= Susan Domchek =

American oncologist

Susan M. Domchek is an oncologist at the University of Pennsylvania, Executive Director of the Basser Center for BRCA, the Basser Professor in Oncology at the Perelman School of Medicine, and Director of the Mariann and Robert MacDonald Cancer Risk Evaluation Program at Penn Medicine. She has authored more than 250 articles in scholarly journals. In 2018, Domchek was elected to the National Academy of Medicine.

==Career==
In 2011, she led the organization of the international team of physician scientists known as BRCA-TAC, which led a charge to advance clinical testing of olaparib in cancer patients with known inherited mutations in BRCA1 and BRCA2. Cancers that are associated with BRCA1 and BRCA2 include breast cancer in men and women, ovarian cancer, melanoma, prostate and pancreatic cancer.

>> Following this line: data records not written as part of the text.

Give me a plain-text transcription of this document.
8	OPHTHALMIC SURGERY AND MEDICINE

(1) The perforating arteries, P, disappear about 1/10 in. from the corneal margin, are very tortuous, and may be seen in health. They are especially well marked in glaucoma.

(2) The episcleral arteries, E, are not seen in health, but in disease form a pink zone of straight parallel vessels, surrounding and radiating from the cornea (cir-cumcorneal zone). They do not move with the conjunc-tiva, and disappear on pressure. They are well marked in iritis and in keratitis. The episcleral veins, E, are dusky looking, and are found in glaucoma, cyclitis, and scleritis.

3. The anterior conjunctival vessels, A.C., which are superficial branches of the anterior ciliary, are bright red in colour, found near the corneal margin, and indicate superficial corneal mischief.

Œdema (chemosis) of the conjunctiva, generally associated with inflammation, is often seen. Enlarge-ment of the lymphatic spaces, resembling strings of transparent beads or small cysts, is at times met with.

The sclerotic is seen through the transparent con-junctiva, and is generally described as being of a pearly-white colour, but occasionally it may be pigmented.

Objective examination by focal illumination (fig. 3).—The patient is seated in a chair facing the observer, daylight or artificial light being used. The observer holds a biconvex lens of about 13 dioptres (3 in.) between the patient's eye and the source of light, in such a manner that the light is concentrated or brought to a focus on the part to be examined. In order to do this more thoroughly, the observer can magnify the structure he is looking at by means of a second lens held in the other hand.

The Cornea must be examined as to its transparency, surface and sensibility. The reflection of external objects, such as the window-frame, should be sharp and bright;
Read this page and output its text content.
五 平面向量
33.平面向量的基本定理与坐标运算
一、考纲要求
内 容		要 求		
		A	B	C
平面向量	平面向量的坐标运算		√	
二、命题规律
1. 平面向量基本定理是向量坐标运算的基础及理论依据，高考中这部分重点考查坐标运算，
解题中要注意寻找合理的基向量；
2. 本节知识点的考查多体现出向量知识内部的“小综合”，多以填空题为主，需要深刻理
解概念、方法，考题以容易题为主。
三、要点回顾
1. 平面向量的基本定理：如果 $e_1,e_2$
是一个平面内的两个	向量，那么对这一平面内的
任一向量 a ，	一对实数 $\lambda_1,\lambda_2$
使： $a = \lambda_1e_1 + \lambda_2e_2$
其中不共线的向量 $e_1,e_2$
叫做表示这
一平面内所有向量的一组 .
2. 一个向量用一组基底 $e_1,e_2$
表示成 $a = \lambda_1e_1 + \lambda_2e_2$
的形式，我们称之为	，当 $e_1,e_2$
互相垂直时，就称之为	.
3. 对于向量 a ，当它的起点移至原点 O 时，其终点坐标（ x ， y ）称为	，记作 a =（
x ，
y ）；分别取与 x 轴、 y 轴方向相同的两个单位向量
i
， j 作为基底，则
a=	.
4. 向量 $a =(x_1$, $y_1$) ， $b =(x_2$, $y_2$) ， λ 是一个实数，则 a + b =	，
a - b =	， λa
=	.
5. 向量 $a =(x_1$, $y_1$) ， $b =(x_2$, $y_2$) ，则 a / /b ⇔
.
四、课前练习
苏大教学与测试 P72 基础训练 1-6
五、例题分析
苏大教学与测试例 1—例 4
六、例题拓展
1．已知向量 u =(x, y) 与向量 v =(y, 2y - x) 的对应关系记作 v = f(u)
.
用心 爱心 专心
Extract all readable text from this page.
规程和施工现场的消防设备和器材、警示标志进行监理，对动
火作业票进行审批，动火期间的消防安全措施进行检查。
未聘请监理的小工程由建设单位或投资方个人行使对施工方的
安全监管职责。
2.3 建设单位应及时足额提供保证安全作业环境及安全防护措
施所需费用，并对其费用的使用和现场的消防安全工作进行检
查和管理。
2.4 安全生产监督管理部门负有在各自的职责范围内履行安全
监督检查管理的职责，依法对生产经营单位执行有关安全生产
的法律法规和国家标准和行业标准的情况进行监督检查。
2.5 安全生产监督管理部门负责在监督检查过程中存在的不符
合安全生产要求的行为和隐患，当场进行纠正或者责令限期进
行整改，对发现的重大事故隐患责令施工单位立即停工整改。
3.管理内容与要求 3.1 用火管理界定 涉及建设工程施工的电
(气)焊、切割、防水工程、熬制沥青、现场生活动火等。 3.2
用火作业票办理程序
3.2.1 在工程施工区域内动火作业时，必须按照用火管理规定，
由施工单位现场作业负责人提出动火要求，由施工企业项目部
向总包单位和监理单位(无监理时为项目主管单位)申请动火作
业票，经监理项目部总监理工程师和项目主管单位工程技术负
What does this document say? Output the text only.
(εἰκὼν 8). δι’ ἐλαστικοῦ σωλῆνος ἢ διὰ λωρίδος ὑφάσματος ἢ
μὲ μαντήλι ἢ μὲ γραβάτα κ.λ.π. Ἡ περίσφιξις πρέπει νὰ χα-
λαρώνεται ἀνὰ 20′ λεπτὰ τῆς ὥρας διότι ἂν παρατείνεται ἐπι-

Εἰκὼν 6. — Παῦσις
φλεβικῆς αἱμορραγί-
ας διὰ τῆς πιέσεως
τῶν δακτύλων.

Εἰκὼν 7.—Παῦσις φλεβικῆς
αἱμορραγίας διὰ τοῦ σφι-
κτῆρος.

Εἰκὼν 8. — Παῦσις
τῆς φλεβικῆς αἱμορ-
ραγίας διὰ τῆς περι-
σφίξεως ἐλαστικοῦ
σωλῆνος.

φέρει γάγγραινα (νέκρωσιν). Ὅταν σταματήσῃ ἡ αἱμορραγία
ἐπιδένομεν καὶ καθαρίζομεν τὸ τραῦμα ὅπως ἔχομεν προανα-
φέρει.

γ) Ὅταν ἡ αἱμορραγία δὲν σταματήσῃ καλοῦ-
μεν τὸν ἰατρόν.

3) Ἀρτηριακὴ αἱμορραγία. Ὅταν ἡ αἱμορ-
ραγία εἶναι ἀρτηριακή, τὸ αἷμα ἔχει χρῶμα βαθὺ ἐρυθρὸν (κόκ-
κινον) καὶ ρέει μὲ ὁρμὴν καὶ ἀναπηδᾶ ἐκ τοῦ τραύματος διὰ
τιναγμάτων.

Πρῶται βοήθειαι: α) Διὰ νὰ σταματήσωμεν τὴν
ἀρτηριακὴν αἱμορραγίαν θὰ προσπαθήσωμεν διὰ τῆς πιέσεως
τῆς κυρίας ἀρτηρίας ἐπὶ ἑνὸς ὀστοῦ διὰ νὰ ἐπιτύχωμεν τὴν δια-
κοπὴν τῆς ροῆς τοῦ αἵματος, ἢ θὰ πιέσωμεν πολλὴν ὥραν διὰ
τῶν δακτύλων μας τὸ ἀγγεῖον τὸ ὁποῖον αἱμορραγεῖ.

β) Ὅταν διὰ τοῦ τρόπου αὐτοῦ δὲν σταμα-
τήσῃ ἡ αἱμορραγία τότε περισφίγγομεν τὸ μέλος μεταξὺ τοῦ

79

In 2012, Domchek was named Executive Director of the Basser Center for BRCA at Penn Medicine's Abramson Cancer Center. In 2015, Domchek was awarded the William Osler Patient Oriented Research Award for her clinical research in breast cancer genetics. In 2018, Domchek was elected to the National Academy of Medicine and was honored with the 2018 Spirit of Empowerment by the non-profit organization Facing Our Risk of Cancer Empowered.